The latest review from the FSA has found continued weaknesses in the way specialist lending firms and third party administrators are handling mortgage arrears and repossessions.
Four firms have been referred to enforcement for investigation and several more firms are being assessed for referral. In many cases the FSA says it has found a high incidence of mortgages moving straight into arrears and potential breaches of responsible lending rules.
The latest review focused on specialist lenders to the sub prime market who are no longer lending, and on third party administrators contracted by the lenders. It also looked at the treatment of borrowers whose mortgages have been securitised.
This review follows two letters sent by FSA retail managing director Jon Pain in 2008 to all lenders and administrators, warning them to make sure to treat customers in arrears fairly.

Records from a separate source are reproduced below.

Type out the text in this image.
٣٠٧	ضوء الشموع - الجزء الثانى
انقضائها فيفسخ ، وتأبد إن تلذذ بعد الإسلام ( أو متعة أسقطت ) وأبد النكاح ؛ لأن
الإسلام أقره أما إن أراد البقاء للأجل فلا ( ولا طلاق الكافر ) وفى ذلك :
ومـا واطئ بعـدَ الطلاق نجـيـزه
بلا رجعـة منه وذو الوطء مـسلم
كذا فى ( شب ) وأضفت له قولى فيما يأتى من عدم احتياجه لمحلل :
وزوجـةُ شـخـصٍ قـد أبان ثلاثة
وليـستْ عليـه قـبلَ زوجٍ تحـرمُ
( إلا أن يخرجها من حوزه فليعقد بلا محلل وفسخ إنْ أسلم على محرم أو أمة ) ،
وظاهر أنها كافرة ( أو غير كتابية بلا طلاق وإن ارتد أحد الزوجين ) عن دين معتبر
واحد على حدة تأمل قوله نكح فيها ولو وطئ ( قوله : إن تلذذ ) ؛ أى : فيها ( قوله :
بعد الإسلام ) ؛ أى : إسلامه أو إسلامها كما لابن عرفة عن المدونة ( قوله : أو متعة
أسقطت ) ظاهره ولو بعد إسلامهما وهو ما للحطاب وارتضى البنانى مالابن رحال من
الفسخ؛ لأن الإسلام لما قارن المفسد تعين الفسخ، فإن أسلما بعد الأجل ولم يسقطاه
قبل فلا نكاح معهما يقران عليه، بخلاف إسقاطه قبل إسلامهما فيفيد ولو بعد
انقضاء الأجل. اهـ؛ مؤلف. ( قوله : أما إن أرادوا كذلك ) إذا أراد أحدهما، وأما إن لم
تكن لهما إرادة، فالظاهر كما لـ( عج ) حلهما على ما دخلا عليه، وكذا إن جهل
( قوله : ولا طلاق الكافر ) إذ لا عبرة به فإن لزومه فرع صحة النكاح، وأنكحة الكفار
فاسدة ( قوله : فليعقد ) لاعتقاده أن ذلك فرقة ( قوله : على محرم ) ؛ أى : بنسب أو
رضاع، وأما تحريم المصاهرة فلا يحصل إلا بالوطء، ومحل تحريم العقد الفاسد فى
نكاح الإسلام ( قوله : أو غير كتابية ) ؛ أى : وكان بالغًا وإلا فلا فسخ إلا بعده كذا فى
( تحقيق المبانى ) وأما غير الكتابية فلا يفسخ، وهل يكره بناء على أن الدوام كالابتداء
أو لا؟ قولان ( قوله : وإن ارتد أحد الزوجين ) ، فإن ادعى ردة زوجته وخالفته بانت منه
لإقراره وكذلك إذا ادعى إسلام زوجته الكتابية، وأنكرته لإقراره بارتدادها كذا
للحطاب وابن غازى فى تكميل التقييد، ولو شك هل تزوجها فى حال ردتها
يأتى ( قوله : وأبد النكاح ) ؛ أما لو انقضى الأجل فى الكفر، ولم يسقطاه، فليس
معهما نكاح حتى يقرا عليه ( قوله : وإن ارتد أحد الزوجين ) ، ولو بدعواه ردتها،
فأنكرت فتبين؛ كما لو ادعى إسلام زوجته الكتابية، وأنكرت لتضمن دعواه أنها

But the latest review found that some lenders and servicers have been operating an approach focused too strongly on recovering arrears and have been too ready to take court action.
It says there is also evidence of some firms imposing arrears-related charges unfairly and specialist lenders not exercising sufficient oversight of contracted adminstrators.
And it also found terms in securitisation covenants which could restrict the scope for the lender to exercise flexibility and forbearance, for example by prohibiting an extension of the loan term, or conversion to interest only for a period.
FSA director responsible for the mortgage sector Lesley Titcomb says: “In current market conditions, with our data showing more people struggling to meet their mortgage payments, it is vital that firms treat customers who get into arrears fairly.
“It is unacceptable that some firms are applying fees unfairly and pushing customers towards repossession without considering alternatives.”
Exact Mortgages managing director Alan Cleary says: “Third party servicers are still applying a one-size fits all approach to arrears management and frankly, it’s inexcusable. Arrears have been rising for more than a year – it’s not as though the sharp rise in the number of people needing help with their mortgages has come as a bolt from the blue.
“Lenders and servicers must stop burying their heads in the sand. We need the exact opposite of one size fits all in this market: we need tailor made. Lenders and servicers must get under the skin of their arrears situation. Knowing the borrower’s financial circumstances now is the key to helping them mend their arrears fairly.
“There’s been a sea change in the mortgage market and many lenders and third party administrators will struggle to implement the changes required of them. Current third party administrators have major systems issues.”